Doch die Toten zu essen …

„Durotan!“ Orgrims Stimme riss den Häuptling aus seinen finsteren Überlegungen. Sein Stellvertreter war ihnen von der Zuflucht entgegengeritten. „Du hast sie gefunden!“

„Nicht alle“, erklärte Durotan schweren Herzens. „Wir haben Nokrar und Gurlak verloren. Und die Kinder … waren bereits fortgerannt, als wir sie erreichten.“

Ein Schatten legte sich auf Orgrims Züge, als er von Nokrar und Gurlak hörte, aber als Durotan die Kinder erwähnte, hellte sich sein Gesicht aus irgendeinem Grund wieder auf. „Ja“, sagte er. „Ich weiß.“

„Mama!“, erklang ein freudiger Schrei.

„Nizka! Shaksa, Kelgur …“

Durotan riss überrascht die Augen auf, als die drei vermissten Kinder auf einem Wolf vom Lager herbeiritten. Die beiden jüngsten warfen sich ihrer Mutter direkt vom Rücken des Tieres entgegen, in der furchtlosen Gewissheit, dass sie sie in liebevoller Umarmung auffangen würde. Shaksa kletterte etwas besonnener von dem Wolf, bevor auch sie zu Kagra rannte. Durotan spürte stechende Trauer, als er das Mädchen fragen hörte: „Aber … wo ist Papa?“ Er sah, wie Kagras Gesicht sich verzerrte.

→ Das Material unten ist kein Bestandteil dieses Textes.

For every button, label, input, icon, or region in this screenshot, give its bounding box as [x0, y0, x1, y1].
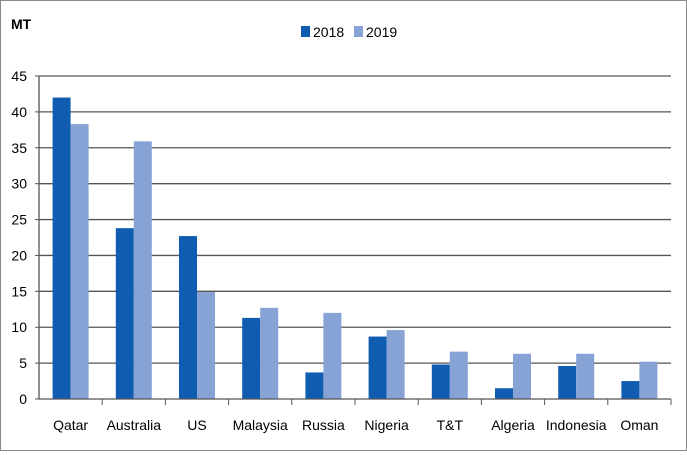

Geyah erwartete sie am Rand des Feuerscheins. „Ich bin so froh, dass du zurückgekehrt bist, mein Sohn“ sagte sie. „Ich war nicht sicher, was ich von unseren Besuchern halten soll.“

Durotans Verwirrung wuchs nur noch weiter. „Besucher?“ Warum nannte sie die wiedergefundenen Kinder „Besucher“?

„Eine solche Situation wird in keiner der alten Schriften erwähnt“, fuhr Geyah fort. „Drek’Thar meinte, dass sie von den Geistern geschickt wurden, und da sie uns die Kinder zurückbrachten, habe ich sie willkommen geheißen.“

Durotan hatte es nicht für möglich gehalten, dass dieser Tag noch mehr Überraschungen bereithalten könnte, doch es sah aus, als habe er sich geirrt. Er blickte an seiner Mutter vorbei zu den drei Gestalten, auf die sie gedeutet hatte.

Sie erhoben sich auf Beinen, die nach hinten abgeknickt waren wie die eines Talbuk, und nachdem sie sich aufgerichtet hatten, überragten sie selbst den größten Orc. Der Schein des Feuers schimmerte auf ihren Hörnern und erhellte blaue Gesichter mit glühenden, himmelfarbenen Augen.

Ein scheues, freundliches Lächeln lag auf ihren Zügen.

„Draenei“, hauchte Durotan.

20

Bislang hatte Durotan nur einmal einen flüchtigen Blick auf einen Draenei erhascht. Er wusste, dass sie groß und blau und friedlich waren, mit mächtigen Hörnern und Hufen. Doch er hätte nicht damit gerechnet, dass sie so einschüchternd und bedrohlich wirkten, selbst wenn sie in einem Lager voller Orcs standen und auf ihn herablächelten. Die männlichen Draenei wirkten mindestens ebenso stark und imposant wie der stärkste Orc, und sogar ihre Frauen waren muskulös und einen halben Kopf größer als Durotan selbst.